Her eyebrows twitched, first with confusion, then with…hurt?

“How much do you remember?” Caution. She was using caution.

I could’ve told her nothing, let her retell the entire night. But would she divulge? How bad had it been? I could’ve told her I remembered everything so she’d open up as if there was nothing to hide, but if she assumed I already knew, perhaps she wouldn’t go into detail. Fuck. I decided to be honest.

“Hardly anything. I feel guilty and I don’t know why. Did I offend you in some way?”

She blinked twice before looking off to the side, weighing the best way to tell me, perhaps. “Nothing happened.” She shook her head and offered me a little smile. “It’s just anxiety, Jojo. Nothing happened.”

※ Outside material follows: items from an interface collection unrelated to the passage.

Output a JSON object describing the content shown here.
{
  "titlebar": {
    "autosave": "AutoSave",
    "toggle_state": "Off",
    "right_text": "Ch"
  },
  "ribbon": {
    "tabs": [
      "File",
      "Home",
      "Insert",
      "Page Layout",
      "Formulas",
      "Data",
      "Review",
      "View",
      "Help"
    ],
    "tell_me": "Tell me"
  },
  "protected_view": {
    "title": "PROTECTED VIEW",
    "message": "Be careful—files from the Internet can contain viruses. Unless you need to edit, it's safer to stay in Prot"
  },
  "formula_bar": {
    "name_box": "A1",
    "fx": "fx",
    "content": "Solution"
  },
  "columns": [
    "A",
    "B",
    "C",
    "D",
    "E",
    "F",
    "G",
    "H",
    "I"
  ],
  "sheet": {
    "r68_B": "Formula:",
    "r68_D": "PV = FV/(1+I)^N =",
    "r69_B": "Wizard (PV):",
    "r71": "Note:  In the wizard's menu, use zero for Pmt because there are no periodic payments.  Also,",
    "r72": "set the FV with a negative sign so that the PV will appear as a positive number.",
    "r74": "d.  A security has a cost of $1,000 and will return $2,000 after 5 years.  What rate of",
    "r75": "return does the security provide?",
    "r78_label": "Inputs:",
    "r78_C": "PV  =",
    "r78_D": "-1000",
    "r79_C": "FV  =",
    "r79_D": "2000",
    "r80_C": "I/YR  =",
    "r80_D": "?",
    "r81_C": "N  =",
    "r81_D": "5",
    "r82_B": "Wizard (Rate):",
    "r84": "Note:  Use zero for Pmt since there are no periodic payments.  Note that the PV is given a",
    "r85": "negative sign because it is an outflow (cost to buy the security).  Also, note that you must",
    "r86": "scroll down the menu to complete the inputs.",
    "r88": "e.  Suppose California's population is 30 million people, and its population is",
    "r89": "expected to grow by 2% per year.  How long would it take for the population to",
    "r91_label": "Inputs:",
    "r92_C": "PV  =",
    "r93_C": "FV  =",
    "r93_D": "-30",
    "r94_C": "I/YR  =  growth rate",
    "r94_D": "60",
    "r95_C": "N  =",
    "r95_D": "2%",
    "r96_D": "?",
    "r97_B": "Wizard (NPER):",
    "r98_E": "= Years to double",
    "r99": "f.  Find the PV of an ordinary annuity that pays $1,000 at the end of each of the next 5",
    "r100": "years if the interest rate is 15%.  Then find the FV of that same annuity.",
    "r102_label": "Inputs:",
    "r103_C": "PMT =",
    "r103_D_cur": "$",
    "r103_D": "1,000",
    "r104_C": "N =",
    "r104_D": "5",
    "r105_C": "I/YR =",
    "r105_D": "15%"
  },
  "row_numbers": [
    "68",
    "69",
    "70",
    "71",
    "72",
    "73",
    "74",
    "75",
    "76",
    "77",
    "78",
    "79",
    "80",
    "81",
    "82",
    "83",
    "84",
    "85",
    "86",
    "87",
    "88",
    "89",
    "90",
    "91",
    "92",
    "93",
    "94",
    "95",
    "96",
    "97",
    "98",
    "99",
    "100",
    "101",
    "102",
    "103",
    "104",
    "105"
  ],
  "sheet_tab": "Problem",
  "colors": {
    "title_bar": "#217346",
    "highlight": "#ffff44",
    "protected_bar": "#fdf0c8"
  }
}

I didn’t believe her until she started telling me how she got me home. She giggled as she re-enacted how my head had been rolling around on my neck as if it weighed fifty pounds, leading my body wherever it fell. I smiled while she informed me that I’d fallen into my mattress with my shirt unbuttoned and my pants undone, and she’d slipped my sneakers off my dangling feet while I lay there face down.

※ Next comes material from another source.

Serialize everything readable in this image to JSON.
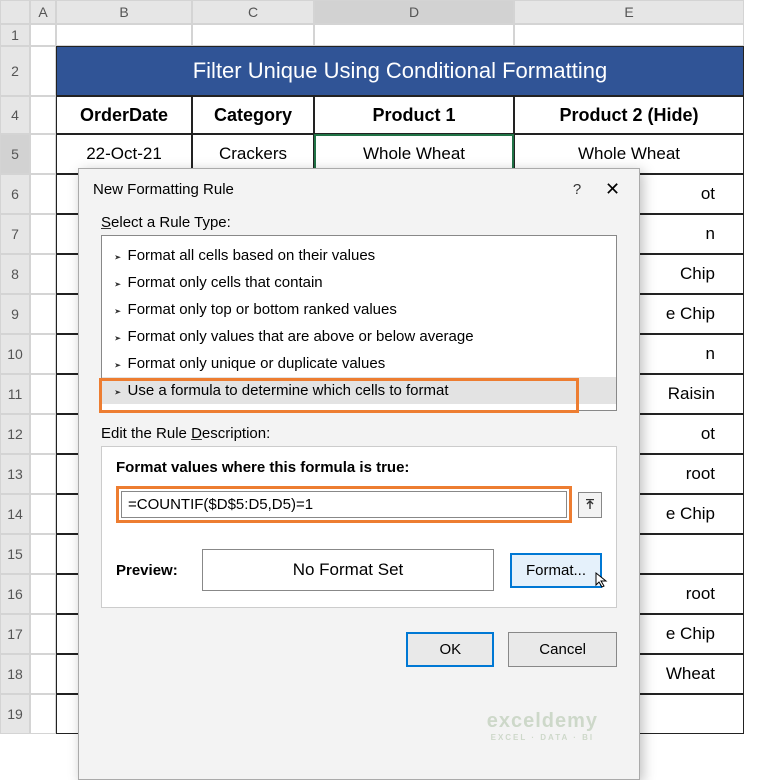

Apparently, Oli and June had chosen to stay behind, and Kai told me so with the same voice she uses when she has a really good piece of gossip. “You know how they are with public sex and all,” she said, swiping one hand down conversationally.

I rolled my eyes, grinning, thanking the universe that their kink was to do it out of the house when they could, and not something worse like in their roommate’s bed. We laughed together for a few long moments, which released the larger part of my nerves and assured me I’d done nothing last night to ruin our friendship.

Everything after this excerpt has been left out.